Cole didn’t find anything to raise his heart rate.

Erin’s voice floated back through the darkness. He shined the light on his watch, saw that an hour had passed, and shook his head in amusement as it occurred to him that he’d finally found a woman who wouldn’t be bored on a prospecting expedition.

“I’m coming,” he called. He flashed the light back the way he’d come and walked quickly.

“Find anything?” she asked as he emerged from the darkness, pushing a perfectly shaped circle of light in front of him.

“Nothing new.”

When he walked forward, the light glanced off a small pile of rubble that had been pushed against the wall. Something shimmered darkly in the little mound.

“What’s that?” she asked.

Cole played the light over the mound again and said, “Diamond ore.”

Erin made a startled sound and bent down to scoop up a handful of the rocks. In the yellow light of the electric lantern, the ore looked as common as mud. The few tiny crystals embedded in the ore were the color of camp coffee and nearly as opaque.

“These don’t look anything like diamonds,” she protested.
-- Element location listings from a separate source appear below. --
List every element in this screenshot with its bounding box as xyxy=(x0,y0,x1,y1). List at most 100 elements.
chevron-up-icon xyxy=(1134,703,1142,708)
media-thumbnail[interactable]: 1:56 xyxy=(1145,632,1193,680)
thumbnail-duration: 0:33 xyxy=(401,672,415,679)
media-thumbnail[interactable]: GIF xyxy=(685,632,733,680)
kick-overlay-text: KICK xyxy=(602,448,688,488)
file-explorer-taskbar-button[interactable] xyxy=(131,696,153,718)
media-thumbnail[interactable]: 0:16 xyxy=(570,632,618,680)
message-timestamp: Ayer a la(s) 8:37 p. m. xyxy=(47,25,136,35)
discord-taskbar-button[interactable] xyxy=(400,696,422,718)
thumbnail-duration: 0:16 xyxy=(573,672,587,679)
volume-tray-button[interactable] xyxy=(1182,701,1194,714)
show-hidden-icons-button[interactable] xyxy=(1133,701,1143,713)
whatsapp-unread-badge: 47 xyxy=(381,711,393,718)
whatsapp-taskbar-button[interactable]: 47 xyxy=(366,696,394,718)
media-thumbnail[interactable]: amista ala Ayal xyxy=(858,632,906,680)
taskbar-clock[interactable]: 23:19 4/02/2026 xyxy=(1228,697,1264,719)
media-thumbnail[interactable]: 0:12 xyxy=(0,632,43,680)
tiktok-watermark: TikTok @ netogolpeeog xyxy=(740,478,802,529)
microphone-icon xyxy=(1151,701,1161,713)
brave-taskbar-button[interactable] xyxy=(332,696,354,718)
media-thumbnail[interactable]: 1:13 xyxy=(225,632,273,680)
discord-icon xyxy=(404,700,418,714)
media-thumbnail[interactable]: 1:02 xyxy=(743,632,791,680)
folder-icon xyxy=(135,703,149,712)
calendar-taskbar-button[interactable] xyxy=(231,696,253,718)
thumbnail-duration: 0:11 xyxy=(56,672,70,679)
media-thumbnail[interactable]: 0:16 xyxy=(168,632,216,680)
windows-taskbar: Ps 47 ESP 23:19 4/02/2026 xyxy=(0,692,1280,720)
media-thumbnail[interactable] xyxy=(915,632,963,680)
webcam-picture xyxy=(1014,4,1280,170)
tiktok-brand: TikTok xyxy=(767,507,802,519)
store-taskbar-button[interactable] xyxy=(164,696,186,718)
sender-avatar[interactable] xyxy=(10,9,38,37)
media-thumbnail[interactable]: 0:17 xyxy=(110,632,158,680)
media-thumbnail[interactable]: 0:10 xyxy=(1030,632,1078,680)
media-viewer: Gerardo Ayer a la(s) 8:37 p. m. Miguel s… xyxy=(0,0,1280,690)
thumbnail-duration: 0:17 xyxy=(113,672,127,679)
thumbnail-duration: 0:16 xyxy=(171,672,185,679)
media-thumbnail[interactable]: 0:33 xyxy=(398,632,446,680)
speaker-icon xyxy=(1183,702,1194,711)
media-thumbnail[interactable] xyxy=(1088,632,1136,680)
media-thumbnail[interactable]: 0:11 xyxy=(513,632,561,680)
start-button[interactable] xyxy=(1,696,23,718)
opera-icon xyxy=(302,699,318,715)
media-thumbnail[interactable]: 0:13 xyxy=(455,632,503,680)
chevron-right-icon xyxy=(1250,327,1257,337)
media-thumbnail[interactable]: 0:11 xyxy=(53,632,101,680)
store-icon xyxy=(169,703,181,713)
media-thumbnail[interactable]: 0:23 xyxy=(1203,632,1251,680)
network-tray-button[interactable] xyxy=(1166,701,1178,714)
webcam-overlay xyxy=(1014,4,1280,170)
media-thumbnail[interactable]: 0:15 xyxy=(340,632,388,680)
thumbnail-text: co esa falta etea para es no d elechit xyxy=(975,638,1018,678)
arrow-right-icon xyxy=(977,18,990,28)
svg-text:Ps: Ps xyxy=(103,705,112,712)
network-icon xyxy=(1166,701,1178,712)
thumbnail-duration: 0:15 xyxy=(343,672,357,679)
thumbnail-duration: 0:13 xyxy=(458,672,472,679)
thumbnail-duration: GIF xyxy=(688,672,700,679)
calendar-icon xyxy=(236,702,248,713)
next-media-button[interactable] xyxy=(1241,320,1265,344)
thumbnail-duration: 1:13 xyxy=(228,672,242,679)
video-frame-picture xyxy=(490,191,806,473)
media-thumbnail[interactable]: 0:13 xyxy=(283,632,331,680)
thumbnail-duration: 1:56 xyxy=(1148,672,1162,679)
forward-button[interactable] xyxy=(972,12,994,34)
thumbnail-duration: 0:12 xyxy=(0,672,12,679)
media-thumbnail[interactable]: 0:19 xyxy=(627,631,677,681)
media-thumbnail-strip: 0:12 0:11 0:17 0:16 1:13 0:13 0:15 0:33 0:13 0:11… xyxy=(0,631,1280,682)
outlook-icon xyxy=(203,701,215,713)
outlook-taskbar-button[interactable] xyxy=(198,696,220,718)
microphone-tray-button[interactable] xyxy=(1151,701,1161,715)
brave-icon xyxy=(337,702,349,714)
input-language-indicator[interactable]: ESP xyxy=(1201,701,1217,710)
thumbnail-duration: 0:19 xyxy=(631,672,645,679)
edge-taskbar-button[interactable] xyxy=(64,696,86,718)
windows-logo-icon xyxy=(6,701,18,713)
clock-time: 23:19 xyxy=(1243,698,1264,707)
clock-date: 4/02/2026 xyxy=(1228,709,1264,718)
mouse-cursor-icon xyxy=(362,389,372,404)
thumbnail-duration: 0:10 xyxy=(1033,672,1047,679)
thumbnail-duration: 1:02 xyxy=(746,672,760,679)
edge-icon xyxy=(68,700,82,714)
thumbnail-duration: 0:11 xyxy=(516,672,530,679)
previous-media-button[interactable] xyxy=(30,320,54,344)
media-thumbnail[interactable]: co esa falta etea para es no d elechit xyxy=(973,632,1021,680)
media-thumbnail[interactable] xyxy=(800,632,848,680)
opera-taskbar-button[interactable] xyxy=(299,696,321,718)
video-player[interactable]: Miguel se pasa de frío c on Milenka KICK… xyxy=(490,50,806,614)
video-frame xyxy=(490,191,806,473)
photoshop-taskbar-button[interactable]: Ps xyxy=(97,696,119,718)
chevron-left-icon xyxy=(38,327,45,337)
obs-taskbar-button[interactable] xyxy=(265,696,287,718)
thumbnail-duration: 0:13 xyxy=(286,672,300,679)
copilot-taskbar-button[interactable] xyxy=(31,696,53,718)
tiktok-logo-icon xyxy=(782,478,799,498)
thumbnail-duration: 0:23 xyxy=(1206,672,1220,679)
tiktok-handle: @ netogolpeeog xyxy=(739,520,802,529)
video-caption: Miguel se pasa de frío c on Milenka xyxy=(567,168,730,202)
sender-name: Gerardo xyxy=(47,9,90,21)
“You’re thinking of gem diamonds. Those are bort.”

For a few more moments she studied the bits of ore and minute, ugly diamonds. “I don’t see any green crystals.”

“If there were any, Abe would have been buried in diamond buyers. But they rarely came out here.”

“Didn’t Abe ever leave the station?”

“He never went beyond the store in Fitzroy Crossing. He had plenty of money for equipment and food and Fosters lager. That was as much as he needed from civilization.”

“He really didn’t like people, did he?”

“People hem you in and betray you,” Cole said. “There’s a freedom out here that’s addictive.”

“You and Abe were a lot alike. Once burned, forever shy.”

“You should know, honey. You’re backing away from the fire as fast as you can.” Cole flashed the light toward the entrance. “There’s nothing for us here. Let’s go.”

Without a word she turned and walked toward the searing sunlight that crouched at the mouth of Dog One’s tunnel, waiting for prey.